Friday, October 30, 2020

Too Big to Succeed

 “Too Big to Fail” became the well-known phrase dating back to the time of the Great Recession from 2007-2009. This phrase referred to the government bailing out big financial institutions or companies that were deemed too important to the economy to let fail. In contrast, there is another phrase used for companies that are “Too Big to Succeed.” In a Foundation for Economic Freedom (FEE) article called Too Big to Fail, Too Big to Succeed, and the Foolish Crusade to Break Up Big Tech by Anne Bradley, she applies this phrase in connection with US government views of big tech companies like Amazon, Google, Apple, etc. being monopolies in the market. Thus government must intervene in order to curb such monopolistic occurrences, using methods like splitting up the companies. Yet she clarifies that such notions / actions are big mistakes on the government’s part, just like when government dealt with the companies that were “Too Big to Fail” years earlier. Altogether, government interference in the market ends up impeding economic freedom and growth along with creating faulty conclusions to justify their actions by disregarding the Rule of Law and the entrepreneurial role in the market discovery process.

First, the government interfering in the market without following the Rule of Law impedes economic freedom and economic growth. The Rule of Law refers to a collection of rules or laws that are fixed and established beforehand that governments are supposed to follow without any risk of arbitrary decisions. In terms of the US government dealing with the big tech companies, Bradley states, “The decision to regulate or break up big tech firms will be arbitrary, as all government decisions are. Regulation in this sense faces the same problems central economic planning does: chief among them, the mistaken assumption that somehow, bureaucrats know what size firms should be, or that they even know how to make markets more competitive through legislation.” This example shows that despite the U.S. not being a centrally planned economy, government actions on behalf of consumers to correct economical detriments based on arbitrary decisions definitely impede on economic freedom. Consumers will no longer have the option of choosing for themselves what they wish to buy or what goods meet their demands. Rather they are at the whim of the government to decide such things, which reduce competition and innovation. Thus, the government simultaneously reduces economic freedom and growth by not following the Rule of Law when interfering in the market.

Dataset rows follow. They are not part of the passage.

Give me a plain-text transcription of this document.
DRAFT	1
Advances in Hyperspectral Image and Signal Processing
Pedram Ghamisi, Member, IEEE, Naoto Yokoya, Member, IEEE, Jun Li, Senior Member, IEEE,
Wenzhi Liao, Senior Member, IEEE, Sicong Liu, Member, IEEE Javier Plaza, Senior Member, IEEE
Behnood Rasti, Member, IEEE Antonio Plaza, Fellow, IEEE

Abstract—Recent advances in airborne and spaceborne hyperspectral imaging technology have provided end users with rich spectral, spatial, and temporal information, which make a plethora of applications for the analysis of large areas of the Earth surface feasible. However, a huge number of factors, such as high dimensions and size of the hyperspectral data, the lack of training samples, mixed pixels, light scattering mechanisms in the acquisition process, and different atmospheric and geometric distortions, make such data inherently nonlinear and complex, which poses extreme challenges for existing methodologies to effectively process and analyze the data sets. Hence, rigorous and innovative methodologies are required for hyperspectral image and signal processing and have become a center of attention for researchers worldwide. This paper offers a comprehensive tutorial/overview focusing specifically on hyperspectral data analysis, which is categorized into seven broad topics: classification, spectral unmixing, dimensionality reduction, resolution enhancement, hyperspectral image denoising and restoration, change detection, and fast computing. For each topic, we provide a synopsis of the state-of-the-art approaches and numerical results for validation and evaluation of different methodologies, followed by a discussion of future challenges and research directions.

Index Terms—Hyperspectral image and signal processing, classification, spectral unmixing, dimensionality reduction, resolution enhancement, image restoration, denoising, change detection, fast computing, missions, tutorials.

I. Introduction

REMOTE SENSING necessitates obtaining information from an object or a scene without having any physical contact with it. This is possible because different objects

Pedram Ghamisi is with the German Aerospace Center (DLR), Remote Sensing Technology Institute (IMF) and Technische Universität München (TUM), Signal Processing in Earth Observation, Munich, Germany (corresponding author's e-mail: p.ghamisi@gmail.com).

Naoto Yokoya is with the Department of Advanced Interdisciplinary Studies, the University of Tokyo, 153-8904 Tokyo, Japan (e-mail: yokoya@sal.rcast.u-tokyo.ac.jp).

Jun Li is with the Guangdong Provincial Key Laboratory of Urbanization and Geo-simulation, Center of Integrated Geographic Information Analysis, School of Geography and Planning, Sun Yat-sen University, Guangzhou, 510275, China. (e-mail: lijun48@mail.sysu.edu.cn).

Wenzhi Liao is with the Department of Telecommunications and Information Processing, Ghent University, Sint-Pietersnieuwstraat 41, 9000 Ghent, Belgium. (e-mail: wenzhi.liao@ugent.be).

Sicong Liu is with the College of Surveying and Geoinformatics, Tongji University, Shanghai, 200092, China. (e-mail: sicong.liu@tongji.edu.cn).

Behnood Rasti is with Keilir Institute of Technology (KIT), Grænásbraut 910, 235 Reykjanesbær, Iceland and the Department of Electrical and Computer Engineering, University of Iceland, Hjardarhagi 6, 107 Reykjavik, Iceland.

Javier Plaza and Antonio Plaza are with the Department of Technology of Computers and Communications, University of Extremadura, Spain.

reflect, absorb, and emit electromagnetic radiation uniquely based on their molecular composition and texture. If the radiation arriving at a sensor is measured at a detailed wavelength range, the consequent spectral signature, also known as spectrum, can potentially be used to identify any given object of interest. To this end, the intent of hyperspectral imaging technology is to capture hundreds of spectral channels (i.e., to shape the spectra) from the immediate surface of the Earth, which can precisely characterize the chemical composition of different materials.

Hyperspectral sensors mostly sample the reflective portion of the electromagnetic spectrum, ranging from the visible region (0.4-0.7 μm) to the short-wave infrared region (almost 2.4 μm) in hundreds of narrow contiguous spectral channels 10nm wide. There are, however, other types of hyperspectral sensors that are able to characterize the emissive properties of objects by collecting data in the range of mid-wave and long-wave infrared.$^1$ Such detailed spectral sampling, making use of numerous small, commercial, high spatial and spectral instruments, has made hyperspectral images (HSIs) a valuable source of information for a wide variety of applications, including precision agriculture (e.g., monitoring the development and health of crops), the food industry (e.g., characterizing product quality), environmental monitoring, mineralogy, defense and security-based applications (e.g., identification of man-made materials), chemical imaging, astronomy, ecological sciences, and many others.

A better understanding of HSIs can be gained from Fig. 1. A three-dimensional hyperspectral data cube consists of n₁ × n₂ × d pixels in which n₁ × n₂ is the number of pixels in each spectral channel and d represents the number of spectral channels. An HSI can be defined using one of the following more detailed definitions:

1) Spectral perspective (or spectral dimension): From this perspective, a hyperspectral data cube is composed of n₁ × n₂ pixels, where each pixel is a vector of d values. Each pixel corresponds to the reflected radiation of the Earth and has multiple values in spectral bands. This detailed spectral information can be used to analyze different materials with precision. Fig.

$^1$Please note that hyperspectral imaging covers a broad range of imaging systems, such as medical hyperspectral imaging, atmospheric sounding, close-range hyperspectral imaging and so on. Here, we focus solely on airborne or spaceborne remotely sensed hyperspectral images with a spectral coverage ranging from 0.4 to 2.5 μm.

Similar to ignoring the Rule of Law, government interference while disregarding the entrepreneurial role in the market discovery process leads it to justify its actions based on misconceptions. Taken from an economist of the Austrian School of Economics named Ludwig von Mises, the entrepreneurial role involves figuring out the cheapest and best possible way to provide goods or services that meet consumer demands. Entrepreneurs attempt to fill this role through trial and error, which adds to the market discovery process first mentioned by Friedrich Hayek, another economist of the Austrian School of Economics. When referencing the big tech companies, they take on this same kind of role. For example, the author mentions how people “don’t have to shop on Amazon; [they] have many alternatives, which helps keep entrepreneurs in check. It’s not that Amazon or Google don’t each have a desire to increase their power, it’s that they have no natural course to obtain it. Economic profit does not equal coercive power.” In this example, it is the consumers who have the power over these companies and not the other way around. Consumers are the ones that decide if the goods / services being offered to them meet their needs affordably and efficiently. If so, then they buy the good or service. If not, then the company can either come up with ways that meet consumer demands or eventually shut down, allowing for other entrepreneurs to replace them after discovering the reason(s) why these former entrepreneurs failed. Yet by ignoring these facts, the result is forming misconceptions like companies having power over consumers. As such, the government uses these misconceptions to justify its actions for intervening in the market without taking the entrepreneurial role in the market discovery process into account.

Therefore, government interference in the market impedes economic freedom and growth along with forming faulty misconceptions by disregarding the Rule of Law and the entrepreneurial role in the market discovery process. First, by not following the Rule of Law when making decisions pertaining to the market, the government is stripping people of their economic freedom of choice as well as reducing economic growth from lack of competition and innovation. Likewise, government interference without factoring in the entrepreneurial role in the market discovery process leads to misconceptions such as companies having power over what consumers buy as the reasons for interfering in the market. Overall, by following the Rule of Law and accepting the role of entrepreneurs in the market discovery process, the government minimizes the risk of another financial crisis forming.